Attraverso il blog, sveli l’animo più autentico della tua Slovenia: i riti, le tradizioni e le usanze. Quali sono quelle che un abitante del confine goriziano dovrebbe conoscere?

«Confesso la mia enorme passione per l’etnografia e per tutto ciò che riguarda le feste tradizionali e le usanze collegate. Tra queste voglio ricordare, ad esempio, il giorno di San Martino che celebra l’arrivo dell’autunno con feste per la ricchezza del raccolto maturato. Poi Ognissanti, “Vsi sveti” in sloveno, al posto dell’Halloween americano, quando in famiglia si intagliano le zucche per riporci dentro una candela. Poi c’è la festa del Primo maggio (prvi maj in sloveno): in Slovenia ci sono ben due giorni di vacanza, l’1 e il 2 maggio. Una delle usanze più diffuse per questa festività è l’accensione di un grande falò, di solito sulla sommità di una collina, intorno al quale si radunano persone di ogni età che cantano, bevono e condividono il cibo. Falò e buon cibo vengono accesi anche nella notte di San Giovanni, il 24 giugno, giorno legato al culto del fuoco e del sole. La particolarità di tutte queste usanze è che alla base si cela un’anima molto più antica, arrivata fino ai giorni nostri “travestita” da gesti e usanze legate alle festività cristiane. Scavare nel loro significato più profondo è in un certo senso un tentativo per risalire a un passato lontanissimo dove si adorava quello che era considerato essenziale nella sua semplicità: la natura, la fertilità delle donne e il susseguirsi prospero delle stagioni».

Rivelare il passato di certi riti ha un senso quasi intimo e privato. Come li hai vissuti tu in prima persona?

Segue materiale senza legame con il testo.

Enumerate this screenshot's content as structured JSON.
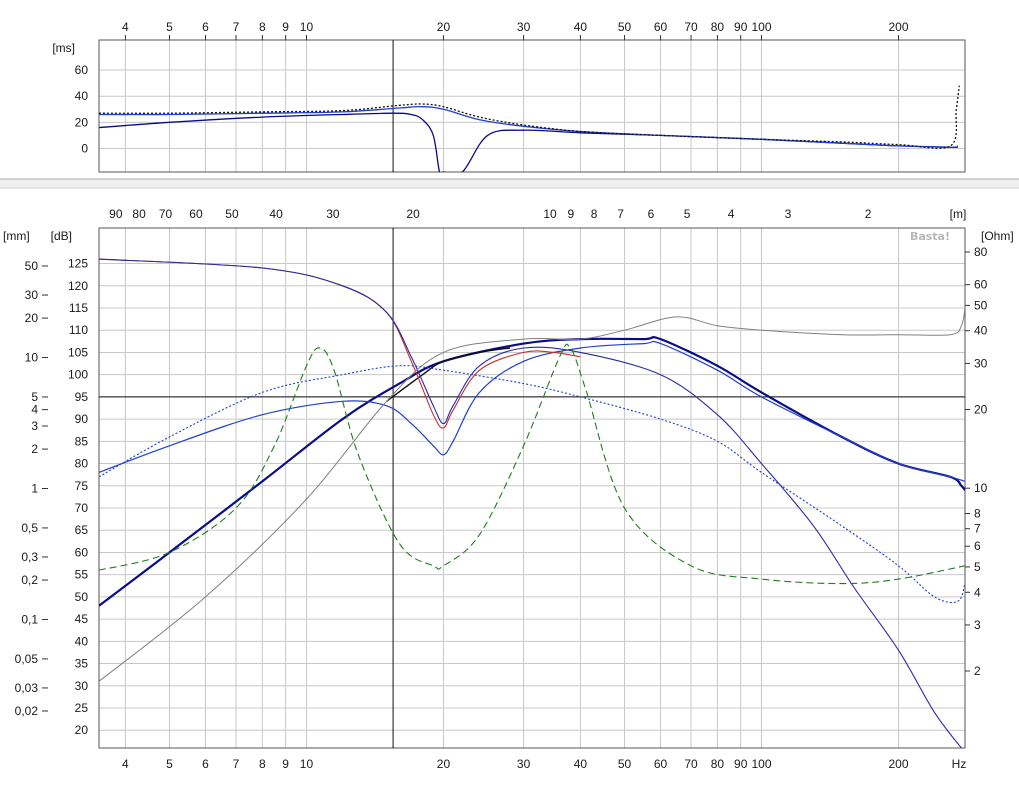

«Sono legata con profonda riconoscenza a questi racconti perché rappresentano un momento di sincera condivisione con il senso più puro e autentico della nostra terra e della gente che, ad esempio nelle Valli del Natisone e a San Floriano del Collio, hanno custodito, e molto gelosamente, riti e usanze, tramandandoli con amore e dedizione e onorandomi di essere parte della loro comunità».